Legitimise plagiarism
Differentiate between search and research through the use of citations. Google and Wikipedia have tons of citations, and when there’s controversy, there’s the ‘history’ and ‘discussion’ tabs. Teach students how to do research and give plenty of support on constructing the piece of submitted work.

Remember that the web contains hundreds of thousands of texts, textbooks and books, many which are now out of print and not found in individual University libraries. They are quick to access, allow text search and save time and money.

In any case it’s rather easy to catch this sort of plagiarism by running the content through a check engine. If she had checked she would have seen that the University of Brighton is registered with the JISC Plagiarism Service and Turnitin. Is the Professor just too lazy to use them? This is the real world. Google, Wikipedia and the web are not going away. They’ll be around long after these luddites have retired. I suggest we simply accelerate their exit from the system.

4 comments:

Anonymous said...

I remember a long long time ago thinking something a student had written was vaguely familiar and working out he had copied part of my thesis word for word. When I pointed out that the university regarded such blatant copying rather seriously, he pointed out that most lecturers' lectures are plagiarised. Game, set and match.

I think we should concentrate less on worrying about copying and more on whether students are able to find relevant information, evaluate it well, generate insights, and present coherently and engagingly while at the same time allowing us some overview of their sources. There is value to the audience not only in hearing their point of view but also in learning what research they have done so that we can begin where they left off.

I've been thinking of developing a system where students contribute to a class wiki and the final mark is based on "what is left standing" - what remains at the end that was yours and how many other students refer to it. Of course, cute pictures and raunchy stories might win the day, but somehow, in the end I think not. Students have a lot of pride.

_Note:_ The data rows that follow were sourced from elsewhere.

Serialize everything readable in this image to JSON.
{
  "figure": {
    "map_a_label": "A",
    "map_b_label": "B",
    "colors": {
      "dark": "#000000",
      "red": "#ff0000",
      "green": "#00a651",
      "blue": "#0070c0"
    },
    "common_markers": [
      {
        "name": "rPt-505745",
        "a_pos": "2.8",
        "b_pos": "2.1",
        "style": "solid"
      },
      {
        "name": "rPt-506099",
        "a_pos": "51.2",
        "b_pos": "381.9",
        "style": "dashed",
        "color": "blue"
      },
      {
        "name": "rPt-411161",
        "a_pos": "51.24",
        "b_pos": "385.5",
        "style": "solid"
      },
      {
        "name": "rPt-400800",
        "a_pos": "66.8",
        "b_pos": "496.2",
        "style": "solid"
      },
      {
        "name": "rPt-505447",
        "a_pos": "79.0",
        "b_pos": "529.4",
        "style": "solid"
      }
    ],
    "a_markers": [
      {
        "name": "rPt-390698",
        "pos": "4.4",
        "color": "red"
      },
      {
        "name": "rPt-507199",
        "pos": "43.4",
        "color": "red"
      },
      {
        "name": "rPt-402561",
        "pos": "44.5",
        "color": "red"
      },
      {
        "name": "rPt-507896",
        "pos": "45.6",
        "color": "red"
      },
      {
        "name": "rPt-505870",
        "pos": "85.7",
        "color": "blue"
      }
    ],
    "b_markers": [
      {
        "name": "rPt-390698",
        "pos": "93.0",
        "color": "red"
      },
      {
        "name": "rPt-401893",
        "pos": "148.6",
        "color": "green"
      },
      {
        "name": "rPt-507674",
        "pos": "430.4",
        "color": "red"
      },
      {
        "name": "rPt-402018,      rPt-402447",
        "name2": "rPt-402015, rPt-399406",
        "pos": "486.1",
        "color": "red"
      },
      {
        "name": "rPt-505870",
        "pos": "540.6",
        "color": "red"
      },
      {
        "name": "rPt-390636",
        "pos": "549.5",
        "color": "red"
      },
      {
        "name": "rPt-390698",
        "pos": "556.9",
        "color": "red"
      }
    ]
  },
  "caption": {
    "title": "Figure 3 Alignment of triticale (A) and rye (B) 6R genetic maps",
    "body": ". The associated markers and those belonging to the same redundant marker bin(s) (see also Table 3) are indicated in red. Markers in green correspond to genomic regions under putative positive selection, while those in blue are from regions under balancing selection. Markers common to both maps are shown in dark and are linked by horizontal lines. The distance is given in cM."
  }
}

And there is no reason why each class has to start again. The could inherit the wiki compiled by the previous year and build on it.

John Wootton said...

Use software like 'Write Online' from Crick Software which keeps a running record of text cut and pasted into the document.

Your story is typical of symptoms of the Government's strategy. As long as they think learning can be measured in league tables etc .. non-educational responses from lecturers, teachers etc .will pervade.

John Wootton said...

The new phrase I believe is ... "Don't blame the player, blame the game"

Anonymous said...

Really great article, thank you for sharing this with us.